While we applaud the amazing speed of this growth, we’re also concerned. When markets move this far this quickly, inevitably some corners end up being cut. We see a risk that money will flow into investments whose ESG credentials don’t stand up to closer scrutiny.
One illustration of the frenzy that has built up around ESG can be seen in the world of emerging market corporate debt, where ESG-labelled bond issues rose to more than 21% of total issuance in the first quarter of this year.
Within this evolution of ESG-labelled bonds, we are seeing a new instrument gain popularity: sustainability-linked bonds (SLBs).
SLBs allow borrowers to set a sustainability target, while committing to pay a penalty if they fail to achieve that target.
Investors are attracted to them because issuers are tied to specific outcomes rather than a simple expenditure goal. This, in theory, more closely aligns the interests of borrowers with those of investors who want a clearer idea of the positive effects of their capital.
Bank of America expects global SLB issuance to reach US$100 billion in 2021. This is extraordinary considering the market for SLBs only started in 2019; US$10.9bn of SLB transactions were priced in 2020, according to the IIF. Growth is accelerating as issuance in the first quarter of 2021 almost matched the value of bonds issued last year.
Although this is global data, we’ve also seen SLB issuance grow with the same momentum in Asia. What’s more, European markets will likely be fertile ground given the region’s history at the forefront of developments in responsible investing.
WHAT’S THE PROBLEM?
Financial instruments that are marketed with an ESG label often come with a second-party opinion from a ESG ratings agency, such as Sustainalytics or Vigeo Eiris. This is to ensure alignment with a recognised framework – for SLBs this would be the International Capital Market Association’s SLB principles. This framework contains five components:
- Selection of key performance indicators (KPIs);
- Calibration of sustainability performance targets (SPTs);
- Bond characteristics;
- Reporting; and
The framework states that SPTs should be ‘ambitious’ and ‘beyond a business as usual trajectory’. It also requires that variation from original terms should be ‘meaningful’.
Unfortunately, these requirements are qualitative. So far, second-party opinion providers have been unable to establish requirements that are quantifiable. In particular, the issue of ‘meaningful’ variation has been problematic.
For example, all but one of the US dollar-denominated SLBs issued this year feature a penalty of less than 10% of the original coupon rate. Nearly half of these SLBs have a variation of less than 5% of the original coupon rate.
In several cases, the coupon variation, or step-up, only applies to the final year of the SLB’s life, making the present-value impact of the potential financial cost even less significant.
What’s more, there are other examples where the measurement of KPIs and financial costs coincide with times when the bonds are callable.
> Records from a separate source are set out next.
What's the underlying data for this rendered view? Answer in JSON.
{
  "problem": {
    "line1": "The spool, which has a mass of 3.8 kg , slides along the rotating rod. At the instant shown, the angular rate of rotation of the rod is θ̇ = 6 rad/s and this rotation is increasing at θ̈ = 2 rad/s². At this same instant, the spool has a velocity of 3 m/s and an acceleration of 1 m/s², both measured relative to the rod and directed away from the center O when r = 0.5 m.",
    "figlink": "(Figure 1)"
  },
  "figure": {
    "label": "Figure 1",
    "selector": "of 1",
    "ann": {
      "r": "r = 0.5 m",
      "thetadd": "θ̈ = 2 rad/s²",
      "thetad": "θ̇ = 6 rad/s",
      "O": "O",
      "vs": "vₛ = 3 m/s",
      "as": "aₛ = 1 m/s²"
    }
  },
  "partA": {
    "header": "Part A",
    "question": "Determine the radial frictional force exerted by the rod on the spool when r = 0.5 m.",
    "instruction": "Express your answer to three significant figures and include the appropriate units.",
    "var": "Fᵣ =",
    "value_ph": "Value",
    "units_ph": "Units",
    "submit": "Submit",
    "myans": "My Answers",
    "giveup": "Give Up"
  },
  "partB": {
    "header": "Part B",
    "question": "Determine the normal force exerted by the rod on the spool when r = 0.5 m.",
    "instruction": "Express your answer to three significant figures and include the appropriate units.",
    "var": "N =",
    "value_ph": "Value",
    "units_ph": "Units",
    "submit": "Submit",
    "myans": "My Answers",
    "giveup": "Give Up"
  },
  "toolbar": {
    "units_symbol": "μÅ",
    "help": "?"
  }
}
This gives the issuer an option to redeem the bonds early and avoid paying a financial penalty.
A five-year bond from Asia with KPIs that only require the installation of certain assets at a total cost of US$1 million (from annual capital expenditure of up to US$200 million). The penalty for failing to meet this target is a 25 basis points-increase to the interest rate for 15 months prior to maturity – a period of time when the bonds are callable.
An 8.5-year bond from the US with a 12.5 basis points-coupon step-up if the issuer fails to achieve emissions-reduction targets. However, the step-up applies from the fifth year onwards – when the bond becomes callable at par.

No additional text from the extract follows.